То небывалое, что появилось в России, смущает Чарлза, но не огорчает. «Царь любим солдатами» – и, разумеется, не за своенравие. Победы, с ним одержанные, способствуют грядущим. Это не всё. Царь говорит с ними, разъясняет. Он возвысил многих простых людей, а господ верстает в солдаты, сбивает с них спесь. «У Меншикова в полку почти триста князей» – лишь небольшая часть из них офицеры. «Дворянину, если он солдат, запрещено иметь слугу».
Книга Витворта под деловитым заглавием «Отчёт о России» появится шесть лет спустя – в 1712 году. В Европе возникает держава могущественная, – внушает автор. Отбросить её назад нельзя, с ней надо считаться, жить в мире, торговать.
«Пётр за десять лет так поднял своё государство, как никому не удавалось и вдесятеро больший срок – силой своего гения, рассудка и примера».
* * *
Нет большей отрады для царя, живущего на колёсах и в седле, как заезд в Петербург.
Весна 1706 года, сырая, мглистая, погрузила город в вязкую ростепель, взломала белый панцирь Невы. Льдины вползали на сушу, долбили податливую мякоть земляных бастионов. Обтаяли груды зловонных отбросов. В сараях мычали отощавшие за зиму коровы. Подвоз в марте пресёкся, спасенье тому, кто наскрёб в ларе щепотку муки. Бедность, убогая неприбранность выставлены перед царём наголо – и всё же здесь парадиз, место душевной услады. Отдалён от докучливой родни, от двуликих елейных московских вельмож и архипастырей.
Алексей с ними оставлен, освобождён от войны по причине нездоровья. Царица Прасковья[58]58
Царица Прасковья... – Прасковья Фёдоровна – жена царя Ивана V Алексеевича, мать царевен Екатерины и Анны.
[Закрыть], царевны, медики вцепились, уговорили пожалеть хворого. Ладно – есть присмотр за наследником...
Худоба Петербурга горше деревенской, зато нет боярских дворов, сих тесовых фортеций, таящих противность. Нет и армейской рутины, генеральских распрей. Надоели политесы с польскими магнатами, претензии короля Августа – телом богатыря, но хилого и ненасытного союзника, от которого только и слышишь: денег, денег, денег...

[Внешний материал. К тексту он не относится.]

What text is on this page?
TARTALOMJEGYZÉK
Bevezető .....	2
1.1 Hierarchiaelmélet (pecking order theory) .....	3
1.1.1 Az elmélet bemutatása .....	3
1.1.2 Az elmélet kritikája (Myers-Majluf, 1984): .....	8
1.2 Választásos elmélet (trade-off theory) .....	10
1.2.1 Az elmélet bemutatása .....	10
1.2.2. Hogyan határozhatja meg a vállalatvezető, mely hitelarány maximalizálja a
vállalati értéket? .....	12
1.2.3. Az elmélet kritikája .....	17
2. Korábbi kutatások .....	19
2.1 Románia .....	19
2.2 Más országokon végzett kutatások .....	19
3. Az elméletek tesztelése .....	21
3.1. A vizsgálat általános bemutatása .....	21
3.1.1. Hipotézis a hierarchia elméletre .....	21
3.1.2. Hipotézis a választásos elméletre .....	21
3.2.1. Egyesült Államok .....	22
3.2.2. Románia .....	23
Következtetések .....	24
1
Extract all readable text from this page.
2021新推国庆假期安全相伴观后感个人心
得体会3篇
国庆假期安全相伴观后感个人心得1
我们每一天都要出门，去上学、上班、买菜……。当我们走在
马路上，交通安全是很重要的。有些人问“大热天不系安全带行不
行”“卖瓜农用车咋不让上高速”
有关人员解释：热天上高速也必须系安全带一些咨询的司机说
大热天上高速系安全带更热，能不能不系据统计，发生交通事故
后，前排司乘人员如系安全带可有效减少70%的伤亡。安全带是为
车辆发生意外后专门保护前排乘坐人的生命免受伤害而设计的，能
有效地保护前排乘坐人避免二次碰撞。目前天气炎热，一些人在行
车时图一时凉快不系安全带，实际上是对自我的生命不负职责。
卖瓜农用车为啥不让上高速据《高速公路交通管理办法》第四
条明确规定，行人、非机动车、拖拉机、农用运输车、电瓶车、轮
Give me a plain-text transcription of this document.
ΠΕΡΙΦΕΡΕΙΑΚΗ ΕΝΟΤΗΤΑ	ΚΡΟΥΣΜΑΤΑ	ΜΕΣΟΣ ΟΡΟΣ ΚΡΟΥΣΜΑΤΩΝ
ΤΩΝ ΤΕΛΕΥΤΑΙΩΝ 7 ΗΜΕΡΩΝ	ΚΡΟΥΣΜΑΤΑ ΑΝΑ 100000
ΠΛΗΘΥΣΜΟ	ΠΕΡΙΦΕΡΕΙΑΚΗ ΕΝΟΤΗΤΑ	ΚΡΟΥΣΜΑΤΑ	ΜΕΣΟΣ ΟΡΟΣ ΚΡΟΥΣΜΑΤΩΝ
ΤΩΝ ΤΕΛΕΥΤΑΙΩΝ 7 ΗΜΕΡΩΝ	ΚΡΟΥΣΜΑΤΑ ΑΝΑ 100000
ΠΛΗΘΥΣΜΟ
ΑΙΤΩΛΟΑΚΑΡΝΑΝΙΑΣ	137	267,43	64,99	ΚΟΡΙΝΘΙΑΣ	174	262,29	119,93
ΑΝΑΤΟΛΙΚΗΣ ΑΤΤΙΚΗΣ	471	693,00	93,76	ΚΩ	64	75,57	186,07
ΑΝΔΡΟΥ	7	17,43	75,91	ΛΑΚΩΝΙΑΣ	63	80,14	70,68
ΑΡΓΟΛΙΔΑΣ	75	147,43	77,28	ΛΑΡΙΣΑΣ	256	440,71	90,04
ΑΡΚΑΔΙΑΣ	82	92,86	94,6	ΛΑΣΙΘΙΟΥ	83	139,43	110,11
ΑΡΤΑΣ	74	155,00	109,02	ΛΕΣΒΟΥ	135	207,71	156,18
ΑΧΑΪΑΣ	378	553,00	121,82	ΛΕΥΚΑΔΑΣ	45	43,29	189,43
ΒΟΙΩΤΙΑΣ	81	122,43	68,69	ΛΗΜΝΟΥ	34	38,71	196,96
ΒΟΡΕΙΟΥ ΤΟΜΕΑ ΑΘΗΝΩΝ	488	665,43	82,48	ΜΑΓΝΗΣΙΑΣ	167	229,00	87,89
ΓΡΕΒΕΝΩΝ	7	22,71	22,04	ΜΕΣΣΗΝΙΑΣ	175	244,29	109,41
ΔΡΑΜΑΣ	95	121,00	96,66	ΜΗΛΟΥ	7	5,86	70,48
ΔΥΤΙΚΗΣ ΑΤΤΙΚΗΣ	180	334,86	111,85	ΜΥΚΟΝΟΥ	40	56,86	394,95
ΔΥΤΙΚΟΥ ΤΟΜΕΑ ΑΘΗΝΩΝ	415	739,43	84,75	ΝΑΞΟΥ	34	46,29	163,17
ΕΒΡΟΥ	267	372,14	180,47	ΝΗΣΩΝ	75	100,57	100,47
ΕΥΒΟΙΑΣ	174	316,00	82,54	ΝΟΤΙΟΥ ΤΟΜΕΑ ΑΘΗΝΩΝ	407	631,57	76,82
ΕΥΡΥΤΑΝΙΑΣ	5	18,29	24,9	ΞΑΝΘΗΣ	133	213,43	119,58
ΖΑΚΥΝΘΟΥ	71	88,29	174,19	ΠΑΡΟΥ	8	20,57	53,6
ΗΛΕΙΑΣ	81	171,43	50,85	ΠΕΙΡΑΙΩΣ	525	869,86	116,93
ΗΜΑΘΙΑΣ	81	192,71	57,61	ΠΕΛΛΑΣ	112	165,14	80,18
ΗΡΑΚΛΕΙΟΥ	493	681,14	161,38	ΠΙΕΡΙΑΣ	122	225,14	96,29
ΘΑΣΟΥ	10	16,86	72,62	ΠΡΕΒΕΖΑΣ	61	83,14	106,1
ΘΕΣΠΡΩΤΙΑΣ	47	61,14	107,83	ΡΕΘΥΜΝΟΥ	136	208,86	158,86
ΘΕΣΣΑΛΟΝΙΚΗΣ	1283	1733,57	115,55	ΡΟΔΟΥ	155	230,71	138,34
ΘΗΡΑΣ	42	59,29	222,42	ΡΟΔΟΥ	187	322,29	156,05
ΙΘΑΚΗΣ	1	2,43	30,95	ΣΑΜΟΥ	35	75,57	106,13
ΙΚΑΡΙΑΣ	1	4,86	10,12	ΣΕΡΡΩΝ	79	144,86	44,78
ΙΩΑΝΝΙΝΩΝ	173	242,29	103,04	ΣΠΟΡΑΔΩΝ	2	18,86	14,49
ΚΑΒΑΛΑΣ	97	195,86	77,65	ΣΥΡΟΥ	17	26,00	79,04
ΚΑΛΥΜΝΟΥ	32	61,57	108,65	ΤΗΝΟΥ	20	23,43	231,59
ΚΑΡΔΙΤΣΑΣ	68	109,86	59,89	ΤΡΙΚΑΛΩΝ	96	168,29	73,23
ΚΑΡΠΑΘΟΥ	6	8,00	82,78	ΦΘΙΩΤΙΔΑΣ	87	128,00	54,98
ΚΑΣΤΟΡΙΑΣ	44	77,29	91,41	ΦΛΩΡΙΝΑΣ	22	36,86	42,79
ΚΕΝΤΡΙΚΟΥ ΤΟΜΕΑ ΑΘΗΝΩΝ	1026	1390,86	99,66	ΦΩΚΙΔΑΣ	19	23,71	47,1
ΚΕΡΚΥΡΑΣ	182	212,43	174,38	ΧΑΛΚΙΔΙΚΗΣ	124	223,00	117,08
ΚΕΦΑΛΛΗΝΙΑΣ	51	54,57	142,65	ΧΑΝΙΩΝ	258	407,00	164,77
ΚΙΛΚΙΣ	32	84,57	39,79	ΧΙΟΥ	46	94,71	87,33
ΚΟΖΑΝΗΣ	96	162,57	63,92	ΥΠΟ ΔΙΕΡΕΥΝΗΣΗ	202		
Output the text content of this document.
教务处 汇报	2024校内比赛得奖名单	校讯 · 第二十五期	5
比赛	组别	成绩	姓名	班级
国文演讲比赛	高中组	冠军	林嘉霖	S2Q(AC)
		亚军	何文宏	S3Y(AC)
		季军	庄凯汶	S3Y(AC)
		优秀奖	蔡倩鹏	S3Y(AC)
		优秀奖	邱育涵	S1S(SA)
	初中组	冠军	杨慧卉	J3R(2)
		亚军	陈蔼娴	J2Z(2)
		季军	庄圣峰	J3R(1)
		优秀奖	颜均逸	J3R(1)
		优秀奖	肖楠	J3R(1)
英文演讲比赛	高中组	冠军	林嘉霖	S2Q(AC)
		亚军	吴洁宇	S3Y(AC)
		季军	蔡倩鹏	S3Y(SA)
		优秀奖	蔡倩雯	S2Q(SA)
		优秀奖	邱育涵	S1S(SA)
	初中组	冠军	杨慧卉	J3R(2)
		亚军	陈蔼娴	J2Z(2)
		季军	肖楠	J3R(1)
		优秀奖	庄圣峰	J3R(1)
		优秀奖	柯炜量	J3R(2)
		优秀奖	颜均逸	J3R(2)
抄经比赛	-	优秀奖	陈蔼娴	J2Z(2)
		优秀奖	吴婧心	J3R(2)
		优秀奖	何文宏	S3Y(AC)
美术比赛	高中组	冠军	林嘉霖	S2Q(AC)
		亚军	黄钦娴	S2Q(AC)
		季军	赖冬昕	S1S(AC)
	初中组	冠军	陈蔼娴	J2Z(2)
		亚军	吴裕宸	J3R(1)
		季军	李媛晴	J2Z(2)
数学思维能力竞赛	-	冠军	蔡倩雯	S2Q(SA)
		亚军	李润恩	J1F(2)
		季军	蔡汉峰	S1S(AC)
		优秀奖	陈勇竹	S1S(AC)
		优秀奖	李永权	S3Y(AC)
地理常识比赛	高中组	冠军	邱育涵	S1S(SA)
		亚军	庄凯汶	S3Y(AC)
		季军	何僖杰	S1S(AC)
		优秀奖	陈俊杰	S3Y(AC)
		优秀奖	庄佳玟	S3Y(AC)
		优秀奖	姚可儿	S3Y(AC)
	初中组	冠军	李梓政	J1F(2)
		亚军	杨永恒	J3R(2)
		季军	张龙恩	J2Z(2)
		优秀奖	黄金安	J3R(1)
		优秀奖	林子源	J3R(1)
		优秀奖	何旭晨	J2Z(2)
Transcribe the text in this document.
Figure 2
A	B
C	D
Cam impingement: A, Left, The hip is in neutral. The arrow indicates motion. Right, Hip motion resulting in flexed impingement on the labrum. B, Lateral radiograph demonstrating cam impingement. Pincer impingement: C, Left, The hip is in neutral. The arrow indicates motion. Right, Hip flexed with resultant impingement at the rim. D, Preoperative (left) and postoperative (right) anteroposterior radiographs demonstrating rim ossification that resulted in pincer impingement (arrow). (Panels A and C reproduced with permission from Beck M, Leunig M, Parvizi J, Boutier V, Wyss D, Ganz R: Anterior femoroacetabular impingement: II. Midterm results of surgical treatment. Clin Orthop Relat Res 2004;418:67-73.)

Пусть управляется Данилыч, выполняет данный ему план, выводит войска, окружённые в Гродно, к границе российской. Не приспел час для решающей баталии. Генерал-поручику Меншикову и фельдмаршалы не перечат: устами его глаголет царь.
В Петербурге приволье, морской ветер, выдувающий из головы мелкое, тягостное. Молодчага Роман, славно отразивший Майделя, ругатель Крюйс, от которого улепётывал раненый Анкерштерн. И строитель Федосей, хлопочущий в Адмиралтействе, у бригантин. С ними, новорождёнными, свидеться немедля! Пришёл спозаранок, всполошил караульных – не узнали царя новобранцы. На дворе, ещё почти безлюдном, его застал Скляев. Пётр шастал по палубе, бормотал про себя, дёргал руль, судно скрипело под ним.